In its title, Psalm 102 says it is a prayer of one afflicted when he is faint and pours out his complaint before the Lord. Many psalms have this voice of the one afflicted, the one in terrible grief, the one being crushed under great persecution from his enemies, the one whose body is suffering great sickness. But, after the psalmist cries out in anguish, in almost every case he turns his eyes to the Lord and begins to declare his trust in Him.
Crying out in pain then declaring trust in the Lord is a recurring theme throughout the Bible. Think of Job when he says that though God slay him yet will he trust or hope in God. Or, Jesus in the garden, sweating drops of blood as he prays, asking if there is a way that he can avoid the cup, but saying not my will be but yours be done Father.
In Psalm 102, we read the plaintive cry of a man who sees his life is short and his end of days is near. But, in verses 12-13, he writes, “But you, O Lord, are enthroned forever; you are remembered throughout all generations. You will arise and have pity on Zion [the city of God’s people].” The psalmist goes on to write the Lord builds up Zion and appears in his glory there.

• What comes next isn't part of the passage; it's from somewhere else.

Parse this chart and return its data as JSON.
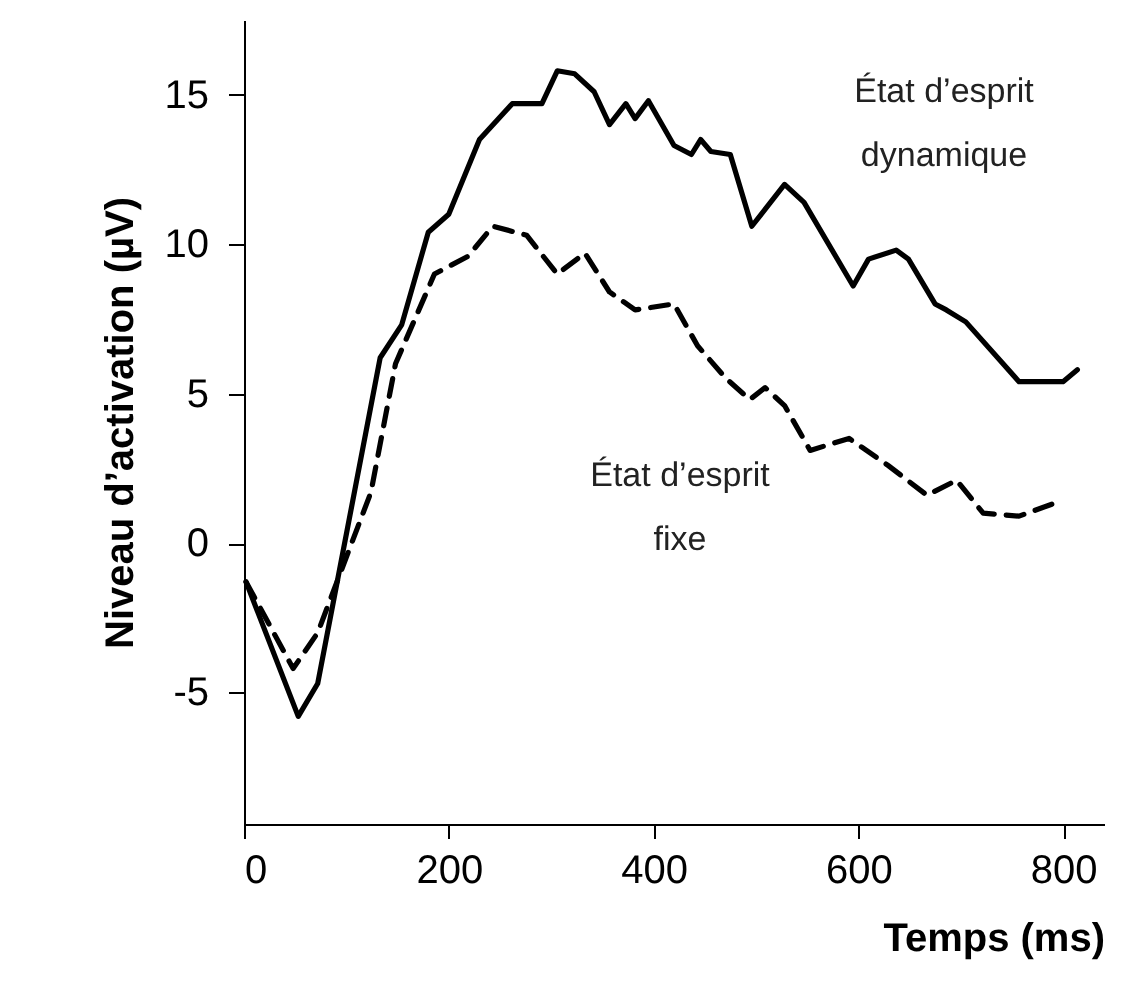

But, I love what the psalmist writes in verse 18, “Let this be recorded for a generation to come, so that a people yet to be created may praise the Lord.” He knows that what he and the others of his day are enduring is not just for them but for a people yet to be created.
This word create is the same as in Genesis 1 when it says that in the beginning God created the heavens and earth. Throughout the entire Bible the only subject of the Hebrew word for create (bara) is God. God is the only one that creates. And, God recorded the words of this psalmist for a people that he had not created yet. Created not in physical sense, for typically the Bible does not use the word create in a physical sense. But, a people yet to be created for a specific purpose and function, which is what God gives when he creates.
Now, that people has been created. It is made up of all believers in Jesus. Basically, the Jews believed there were two races – Jews and Gentiles. But, the early Christians saw themselves as a new race. Indeed they called themselves the third race, or the new man. They saw themselves as a new people. This is why we read in Galatians that there is neither Jew nor Gentile in Christ.
Back to the psalm. Why was this people created? To praise God! What were they to praise God for? It’s in verses 19-22:
“…that he looked down from his holy height; to hear the groans of the prisoners, to set free those who were doomed to die, that they may declare in Zion the name of the Lord, and in Jerusalem his praise, when peoples gather together, and kingdoms, to worship the Lord.”
Let us be that people, giving praise and thanks to the Lord in all things.